Eubulides, Paley, Brentano, Bradley, Santayana, McTaggart Added; Aristotle, Mill, Frege, Russell, and Others Updated

Here is what I’ve done since the last update:

  1. Eubulides, William Paley, Franz Brentano, Francis Herbert Bradley, George Santayana, and John Ellis McTaggart are added.
  2. Bertrand Russell got a substantive revision with 18 new sentences.
  3. New sentences are added for Zeno of Elea, Aristotle (2), Thomas Aquinas, Thomas Hobbes, Gottfried Wilhelm Leibniz, John Stuart Mill (3), Gottlob Frege (2), Edmund Husserl, Martin Heidegger, Sir Peter Strawson, Robert Nozick.
  4. Dozens of new connections are drawn.
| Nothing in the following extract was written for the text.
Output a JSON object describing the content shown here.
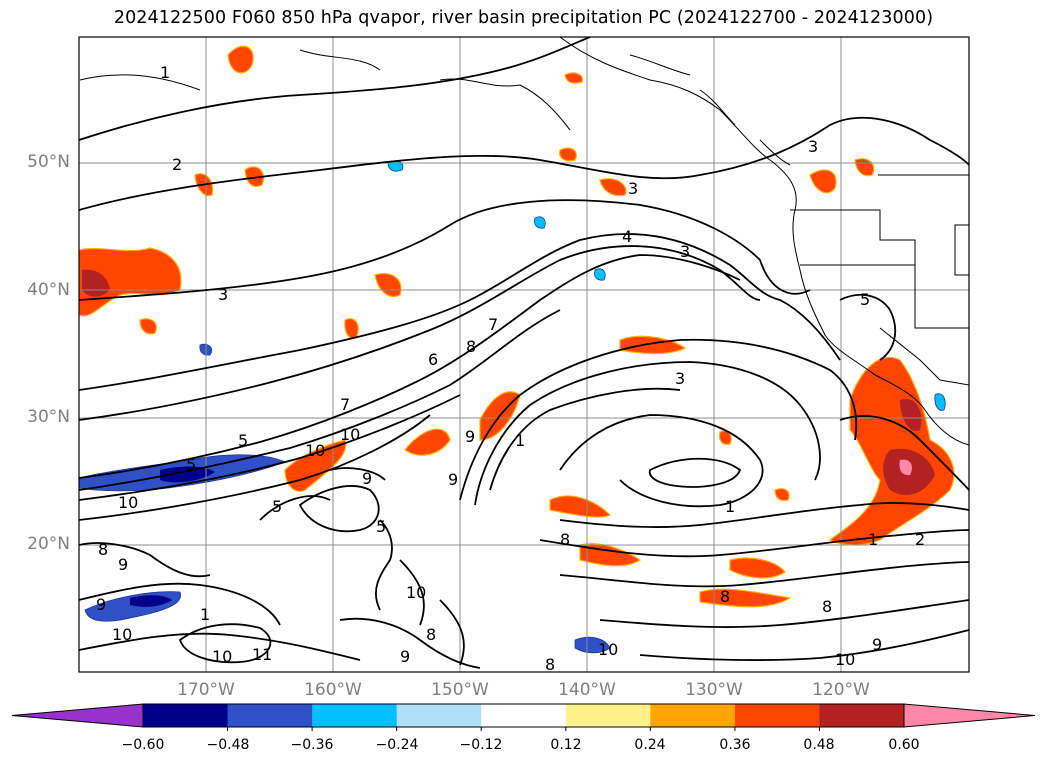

In addition to the new names, I spent a lot of time to enrich the content for Bertrand Russell. I concentrated on him and his connections to the British idealists (Bradley, McTaggart) for a few weeks. With 18 new sentences (some of which are integrated with old ones), I was able to include his objection to Frege’s use of sets to construe numbers (Russell’s Paradox), his doctrine of external relations, his logical atomism, his neutral monism, his bundle theory of particulars, and his ethical noncognitivism, among other things. He now has 23 sentences referencing 8 different sources. (A note: I’m not just picking out sentences from the texts I read and putting them in; I put a lot of effort and time into optimizing them in the next step, so as to include all of their ideas with the minimum number of efficient sentences, in a meaningful order. So when the number is high for a philosopher, it’s because I had the opportunity to study them thoroughly and they had a lot of ideas.)





 

With this update, I also put together a thread including a specific line of arguments for/against the existence of God, with Paley as an important step leading to Darwin,

introduced Nozick’s “experience machine” as an argument against utilitarianism,

and added Brentano’s original formulation of intentionality as a quality which separates the mental from the non-mental. (And Dennett can be said to disagree with it because he treats intentionality – like many other things – as a gradual phenomenon deriving from non-mental stuff.)